When building a cdylib crate with stable-i686-pc-windows-msvc toolchain (rustc 1.44.1) the return value of an extern function is a random number and not i8 as expected.

This is the function:

#[no_mangle]
pub extern "system" fn balloon(p1: u16) -> i8 {
    println!("p1: {}", p1);
    8
}

Because I refused to write C/C++/C# I used Python (32bit) to consume the library on a Windows 10 (10.0.18363 / 64bit).
This is my python script:

import ctypes

dll = ctypes.WinDLL("z:\\balloon-x86.dll")

result = int(dll.balloon(ctypes.c_uint(18)))

print("Result: " + str(result))

Obviously I expected 8 as return value, but this is the output:

PS Z:\> python test.py
p1: 18
Result: 16646152 

The number after Result: is always changing.

You will find the source code as well as a DLL in the following repo: https://github.com/ChriFo/balloon

I am very thankful for an explanation why this happens!

1 Like

i8 is 1 byte (signed).
c_uint is 4 bytes (unsigned).
16646152 = 0xFE0008: the 8 is there (+garbage from the stack).

The result is correct, it's just the types don't match.
You can make Rust match Python by returning a u32 instead. The same thing would happen if the parameter you pass is over 0xffff for the same reason.

You don't need to cast the integer argument.
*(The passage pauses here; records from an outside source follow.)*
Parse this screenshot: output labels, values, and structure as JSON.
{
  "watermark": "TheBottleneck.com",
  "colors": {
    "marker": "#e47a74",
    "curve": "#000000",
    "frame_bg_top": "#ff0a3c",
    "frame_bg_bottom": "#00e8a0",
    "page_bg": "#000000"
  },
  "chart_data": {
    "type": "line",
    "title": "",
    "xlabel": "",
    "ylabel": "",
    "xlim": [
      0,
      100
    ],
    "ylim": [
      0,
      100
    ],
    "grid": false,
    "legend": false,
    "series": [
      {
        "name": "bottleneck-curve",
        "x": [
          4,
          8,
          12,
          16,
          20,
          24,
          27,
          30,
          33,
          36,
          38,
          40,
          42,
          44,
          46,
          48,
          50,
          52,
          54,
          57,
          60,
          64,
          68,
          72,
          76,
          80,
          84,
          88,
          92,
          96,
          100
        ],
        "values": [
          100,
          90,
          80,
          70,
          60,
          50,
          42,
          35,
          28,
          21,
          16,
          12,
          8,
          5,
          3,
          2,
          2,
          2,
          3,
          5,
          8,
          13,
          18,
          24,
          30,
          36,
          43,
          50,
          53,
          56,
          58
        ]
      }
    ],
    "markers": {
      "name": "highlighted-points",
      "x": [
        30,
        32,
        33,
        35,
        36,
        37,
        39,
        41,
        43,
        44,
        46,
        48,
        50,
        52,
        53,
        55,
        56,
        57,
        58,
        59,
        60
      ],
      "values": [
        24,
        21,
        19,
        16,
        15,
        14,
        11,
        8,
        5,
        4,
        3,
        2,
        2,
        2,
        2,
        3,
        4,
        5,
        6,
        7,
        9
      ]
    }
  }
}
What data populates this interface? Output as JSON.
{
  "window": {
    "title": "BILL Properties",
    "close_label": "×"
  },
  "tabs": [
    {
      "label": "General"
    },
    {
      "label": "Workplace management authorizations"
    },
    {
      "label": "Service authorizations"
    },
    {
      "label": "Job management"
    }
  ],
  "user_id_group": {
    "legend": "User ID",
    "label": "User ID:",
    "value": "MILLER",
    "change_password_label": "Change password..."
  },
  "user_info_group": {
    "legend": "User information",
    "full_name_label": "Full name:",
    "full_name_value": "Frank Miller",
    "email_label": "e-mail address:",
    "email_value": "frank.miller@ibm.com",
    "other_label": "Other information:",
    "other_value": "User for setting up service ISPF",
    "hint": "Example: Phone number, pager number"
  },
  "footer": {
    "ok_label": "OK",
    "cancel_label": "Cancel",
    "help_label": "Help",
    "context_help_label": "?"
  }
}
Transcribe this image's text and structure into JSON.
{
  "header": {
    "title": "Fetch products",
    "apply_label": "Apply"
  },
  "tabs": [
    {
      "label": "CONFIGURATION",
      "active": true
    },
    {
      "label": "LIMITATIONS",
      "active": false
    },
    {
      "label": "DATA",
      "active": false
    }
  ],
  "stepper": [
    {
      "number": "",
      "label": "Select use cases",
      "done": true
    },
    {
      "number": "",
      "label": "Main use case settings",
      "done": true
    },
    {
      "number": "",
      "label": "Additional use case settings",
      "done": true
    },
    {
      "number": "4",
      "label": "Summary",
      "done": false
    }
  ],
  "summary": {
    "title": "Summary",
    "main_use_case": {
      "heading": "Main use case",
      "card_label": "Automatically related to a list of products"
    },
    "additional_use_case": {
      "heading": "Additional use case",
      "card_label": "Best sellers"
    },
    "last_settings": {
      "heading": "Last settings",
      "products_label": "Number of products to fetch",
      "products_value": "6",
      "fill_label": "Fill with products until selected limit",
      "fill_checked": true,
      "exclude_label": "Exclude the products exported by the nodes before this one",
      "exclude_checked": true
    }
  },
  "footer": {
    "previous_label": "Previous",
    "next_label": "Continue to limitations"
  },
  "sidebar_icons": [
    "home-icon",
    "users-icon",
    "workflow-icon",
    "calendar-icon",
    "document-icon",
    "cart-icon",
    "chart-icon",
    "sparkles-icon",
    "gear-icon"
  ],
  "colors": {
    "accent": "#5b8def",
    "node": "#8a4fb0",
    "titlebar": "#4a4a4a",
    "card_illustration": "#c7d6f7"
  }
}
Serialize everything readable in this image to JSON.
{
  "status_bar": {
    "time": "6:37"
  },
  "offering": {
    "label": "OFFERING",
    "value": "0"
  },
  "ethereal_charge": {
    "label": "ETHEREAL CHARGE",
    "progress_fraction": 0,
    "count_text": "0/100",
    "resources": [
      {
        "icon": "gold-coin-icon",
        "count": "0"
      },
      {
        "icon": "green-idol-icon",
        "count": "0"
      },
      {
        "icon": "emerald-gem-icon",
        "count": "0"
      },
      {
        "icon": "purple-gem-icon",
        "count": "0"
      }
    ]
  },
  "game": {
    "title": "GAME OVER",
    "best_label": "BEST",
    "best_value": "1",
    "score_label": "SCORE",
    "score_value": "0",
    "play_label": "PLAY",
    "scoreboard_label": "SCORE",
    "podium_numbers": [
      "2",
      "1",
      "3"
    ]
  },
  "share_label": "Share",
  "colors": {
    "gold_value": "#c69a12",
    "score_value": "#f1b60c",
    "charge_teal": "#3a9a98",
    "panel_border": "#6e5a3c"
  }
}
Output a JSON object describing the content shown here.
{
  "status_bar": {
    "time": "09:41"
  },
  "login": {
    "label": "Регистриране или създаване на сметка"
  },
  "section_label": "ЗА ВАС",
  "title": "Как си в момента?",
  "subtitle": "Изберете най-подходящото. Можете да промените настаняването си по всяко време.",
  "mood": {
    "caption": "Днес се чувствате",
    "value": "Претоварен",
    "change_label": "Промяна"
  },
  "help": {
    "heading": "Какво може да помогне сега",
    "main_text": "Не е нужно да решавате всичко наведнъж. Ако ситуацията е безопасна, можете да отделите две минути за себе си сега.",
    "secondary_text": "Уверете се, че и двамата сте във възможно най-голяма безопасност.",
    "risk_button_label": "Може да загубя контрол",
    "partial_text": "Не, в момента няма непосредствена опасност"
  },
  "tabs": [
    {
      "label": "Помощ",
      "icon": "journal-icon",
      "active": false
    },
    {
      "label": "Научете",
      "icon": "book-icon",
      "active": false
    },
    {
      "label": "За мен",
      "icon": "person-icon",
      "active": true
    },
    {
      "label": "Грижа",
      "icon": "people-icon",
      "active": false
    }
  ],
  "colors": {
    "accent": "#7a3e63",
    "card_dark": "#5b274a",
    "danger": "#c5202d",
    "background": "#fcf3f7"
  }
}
None , integers, bytes objects and (unicode) strings are the only native Python objects that can directly be used as parameters in these function calls .. Python integers are passed as the platforms default C int type, their value is masked to fit into the C type.

So you can call the function as:

dll.balloon(18)

You can also set the return type explicitly:

balloon = dll.balloon
balloon.restype = ctypes.c_byte

result = balloon(18)

print("Result: " + str(result))

Although, your original example printed 8 for me, so I couldn't test if setting the integer return type in Python would help. According to this table, c_byte still corresponds to Python's int.

Edit: I tested your original example with a debug build of the .DLL. When I tested with a release build, I was able to reproduce the random value. Setting balloon.restype = ctypes.c_byte printed 8 on the release build, so try that out.